Cómo presentar el precio para que el cliente diga que sí
Un buen precio mal presentado se pierde. En vez de mandar un solo número suelto, ofrece dos o tres opciones (por ejemplo, un plan básico, uno intermedio y uno completo). Así mueves la conversación de "¿lo tomo o no?" a "¿cuál me conviene?", que es una discusión mucho mejor para ti. Ancla cada plan a resultados y no a tareas: el cliente no compra "12 publicaciones", compra presencia constante y una marca que se ve profesional.
Cuando el cliente acepta, deja el alcance por escrito desde el primer día para evitar el clásico "pero yo pensé que esto estaba incluido". Tener los servicios y las condiciones claras te protege a ti y le da tranquilidad al cliente.
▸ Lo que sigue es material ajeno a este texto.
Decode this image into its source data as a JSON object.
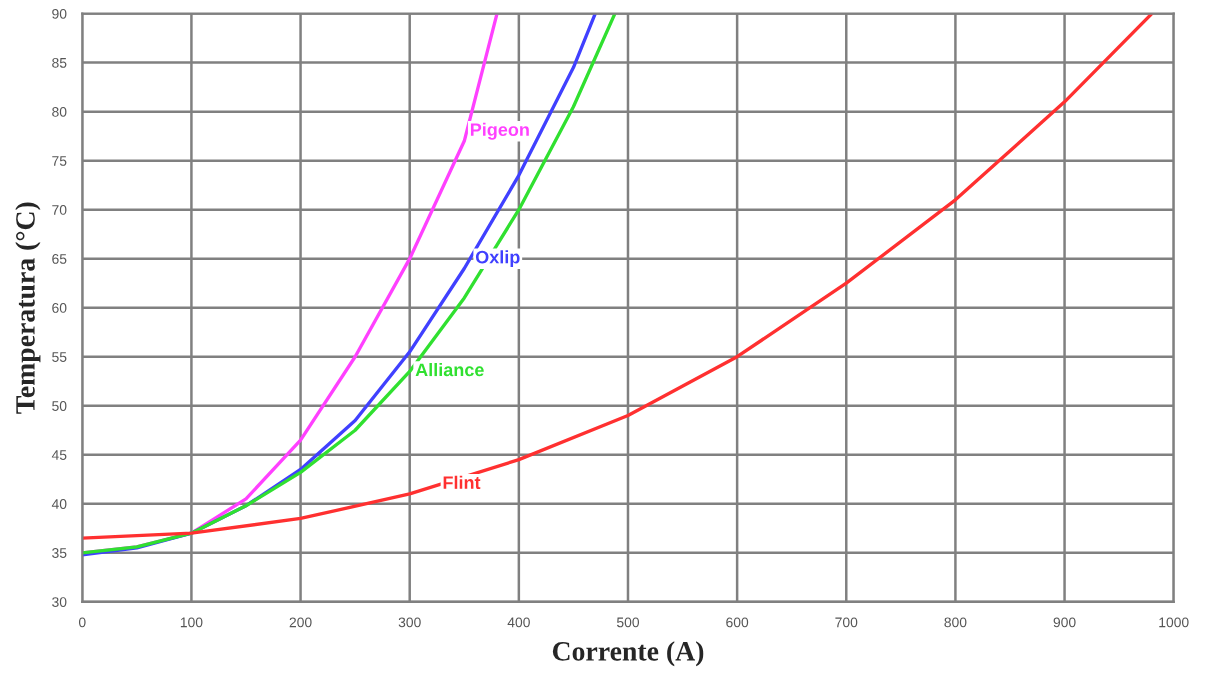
{
  "chart_data": {
    "type": "line",
    "xlabel": "Corrente (A)",
    "ylabel": "Temperatura (°C)",
    "xlim": [
      0,
      1000
    ],
    "xticks": [
      0,
      100,
      200,
      300,
      400,
      500,
      600,
      700,
      800,
      900,
      1000
    ],
    "ylim": [
      30,
      90
    ],
    "yticks": [
      30,
      35,
      40,
      45,
      50,
      55,
      60,
      65,
      70,
      75,
      80,
      85,
      90
    ],
    "grid": true,
    "line_style": "solid",
    "marker": "none",
    "series": [
      {
        "color": "#ff40ff",
        "x": [
          0,
          50,
          100,
          150,
          200,
          250,
          300,
          350,
          380
        ],
        "values": [
          35,
          35.6,
          37,
          40.5,
          46.5,
          55,
          65,
          77,
          90
        ]
      },
      {
        "color": "#4040ff",
        "x": [
          0,
          50,
          100,
          150,
          200,
          250,
          300,
          350,
          400,
          450,
          470
        ],
        "values": [
          34.8,
          35.5,
          37,
          39.8,
          43.5,
          48.5,
          55.5,
          64,
          73.5,
          84.5,
          90
        ]
      },
      {
        "color": "#30e030",
        "x": [
          0,
          50,
          100,
          150,
          200,
          250,
          300,
          350,
          400,
          450,
          488
        ],
        "values": [
          35,
          35.6,
          37,
          39.8,
          43.2,
          47.5,
          53.5,
          61,
          70,
          80.5,
          90
        ]
      },
      {
        "color": "#ff3030",
        "x": [
          0,
          100,
          200,
          300,
          400,
          500,
          600,
          700,
          800,
          900,
          980
        ],
        "values": [
          36.5,
          37,
          38.5,
          41,
          44.5,
          49,
          55,
          62.5,
          71,
          81,
          90
        ]
      }
    ],
    "annotations": [
      {
        "text": "Pigeon",
        "x": 355,
        "y": 78
      },
      {
        "text": "Oxlip",
        "x": 360,
        "y": 65
      },
      {
        "text": "Alliance",
        "x": 305,
        "y": 53.5
      },
      {
        "text": "Flint",
        "x": 330,
        "y": 42
      }
    ]
  }
}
Ordena tus clientes y tus números en un solo lugar
Definir la tarifa es solo el comienzo. Lo que sostiene tu negocio en el tiempo es saber, mes a mes, cuánto te deja cada cuenta. Una plataforma todo-en-uno como contentBoard reúne calendario, aprobación del cliente y la contabilidad por cliente en un mismo lado, así ves cuánto entra y cuánto cuesta cada cuenta sin armar planillas a mano. Cuando tienes esos números claros, sabes cuándo subir la tarifa y cuándo soltar al cliente que no cierra.
Para ver criterios de precio a escala regional, revisa los precios de servicios de community manager en LATAM; y si tu meta es armar un equipo, mira nuestra guía sobre agencias de marketing en Chile.
Conclusión
No existe un precio universal para un community manager en Chile, pero sí una forma profesional de llegar al tuyo: elige un modelo de cobro, define el alcance con precisión, calcula tu piso a partir de tus costos reales y preséntalo con opciones. El resto es medir la rentabilidad de cada cliente y ajustar con datos, no con intuición.